Он прижал ее к себе и зашептал в ухо:
– У второй двери, дитя, мне страшно, у второй двери пламя заговорило… У третьей двери, дитя, мне страшно…
– Слушай, – сказала Катька, высвобождаясь из его объятий. – Чего-то мне не нравится твое настроение.
– Оно мне самому не нравится.
– Может, ты чего-то недоговариваешь? Вдруг у тебя этот стартер не сработает, который был в чехле?
– Этот стартер всегда срабатывает, – грустно улыбнулся Игорь. – Он стопроцентный.
– Система защиты дубль пятнадцать?
– Система защиты пять и четыре. Не бери в голову, это я от любви грустный. Ведь несчастная любовь – это что? Это первый, в сущности, класс. Страдания для дураков. Настоящие страдания – это когда счастливая. Вот тогда все уже очень серьезно. Это как раз наш с тобой случай. Сразу начинаешь понимать, как все устроено…
– Купи мне мороженого, ладно?
– Сейчас. – То, что продавалось мороженое, было чудом: это, кажется, последнее, что осталось в Москве прежнего, мирного. – Фисташковых два дайте, пожалуйста…
– И чего ж будет? – испуганно спросила их добрая, широкая мороженщица. (Вот бы кого взять, но наверняка муж, дети, невестки, собаки…)
– Обойдется все, – сказал Игорь, и они, обнявшись, пошли в сторону троллейбусной остановки.
Подошел троллейбус, Игорь с трудом впихнул Катьку в средние двери – задние не открывались, машина была набита битком.
– Позвони! – крикнул он.
– Я скоро! – ответила она.
– Все мы тут скоро, – прокряхтел злобный старикан рядом.

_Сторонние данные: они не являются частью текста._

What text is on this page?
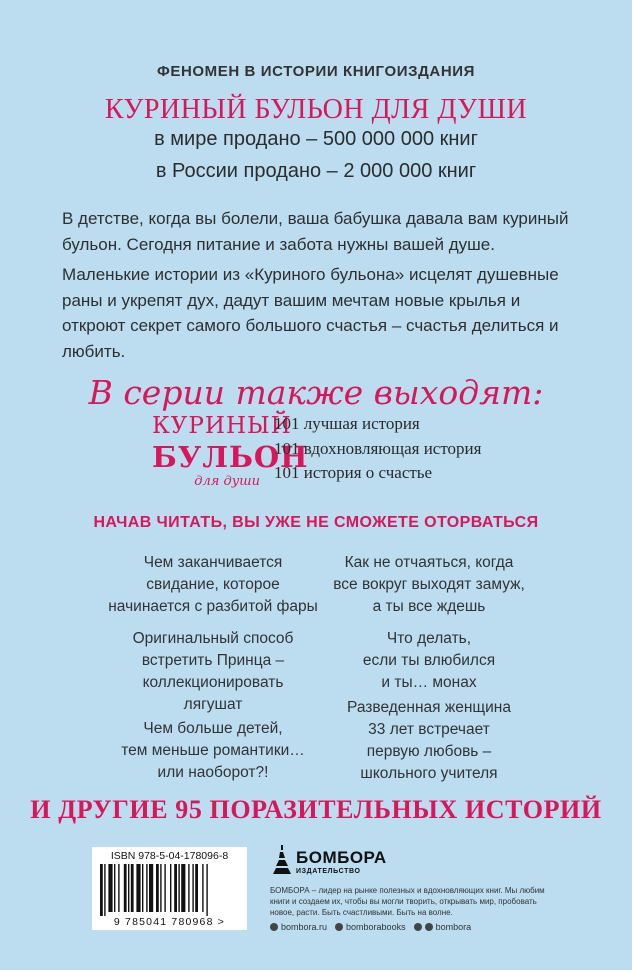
ФЕНОМЕН В ИСТОРИИ КНИГОИЗДАНИЯ
КУРИНЫЙ БУЛЬОН ДЛЯ ДУШИ
в мире продано – 500 000 000 книг
в России продано – 2 000 000 книг

В детстве, когда вы болели, ваша бабушка давала вам куриный бульон. Сегодня питание и забота нужны вашей душе.

Маленькие истории из «Куриного бульона» исцелят душевные раны и укрепят дух, дадут вашим мечтам новые крылья и откроют секрет самого большого счастья – счастья делиться и любить.

В серии также выходят:
КУРИНЫЙ
БУЛЬОН
для души
101 лучшая история
101 вдохновляющая история
101 история о счастье
НАЧАВ ЧИТАТЬ, ВЫ УЖЕ НЕ СМОЖЕТЕ ОТОРВАТЬСЯ
Чем заканчивается
свидание, которое
начинается с разбитой фары
Как не отчаяться, когда
все вокруг выходят замуж,
а ты все ждешь
Оригинальный способ
встретить Принца –
коллекционировать
лягушат
Что делать,
если ты влюбился
и ты… монах
Чем больше детей,
тем меньше романтики…
или наоборот?!
Разведенная женщина
33 лет встречает
первую любовь –
школьного учителя
И ДРУГИЕ 95 ПОРАЗИТЕЛЬНЫХ ИСТОРИЙ
ISBN 978-5-04-178096-8
9 785041 780968 >
БОМБОРА
ИЗДАТЕЛЬСТВО
БОМБОРА – лидер на рынке полезных и вдохновляющих книг. Мы любим книги и создаем их, чтобы вы могли творить, открывать мир, пробовать новое, расти. Быть счастливыми. Быть на волне.
bombora.ru bomborabooks	bombora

Катька подмигнула и улыбнулась ему.
VII
– И-и, милая моя, – сказала бабушка, прихлебывая с блюдца липовый чай, пахнущий ровно так же, как и двадцать лет назад. – И в сорок первом никуда не поехала, и сейчас никуда не поеду.
Она ни на секунду не усомнилась в том, что все серьезно, и в том, что Катька действительно может ее забрать (версия была – к Катькиным родителям, в Германию); не последовало ни единого вопроса о том, чего, собственно, бояться и что вообще надвигается. Это было у них с внучкой общее – абсолютное доверие к своим: если бы Игорь сказал, что Земля сядет на Луну, Катька поверила бы безоговорочно и стала выстраивать свою стратегию, исходя из этого. Бабушка тоже отреагировала сразу, очень спокойно, и это была именно та реакция, которой следовало ожидать и бояться. Катька успела себе внушить: не упорствуй, отступи, потом начнешь сначала.
– Ладно, – легко согласилась она. – А почему?
– А потому что некуда. У меня знаешь как двоюродный брат говорил? С Колымы не убежишь.
– Ты тоже думаешь, что везде Колыма?
– А что такого особенного на Колыме? Холод только, а так – везде люди.
Катька осмотрелась, словно в поисках аргумента, – они сидели в кухне, у запотевших осенних окон, возле которых валялись сухие осы; с бельевой веревки, натянутой под самым потолком, свисали пучки трав. Бежать отсюда в самом деле было некуда и незачем. Тут царил полный, нерушимый уютный покой. Невозможно было подумать, что бабушка когда-нибудь умрет. Она не менялась, морщин не прибавлялось, речь не портилась, зубы не выпадали, она все так же легко управлялась с домом, находясь с ним в тайном союзе, и дом поддерживал ее, давал силы. Увези ее из дома – и он рухнет, и она зачахнет. Моросил дождичек, сад поник, дорожки в нем развезло. Народу на улице почти не было. Сразу за домом начинался лес – бурый, голый.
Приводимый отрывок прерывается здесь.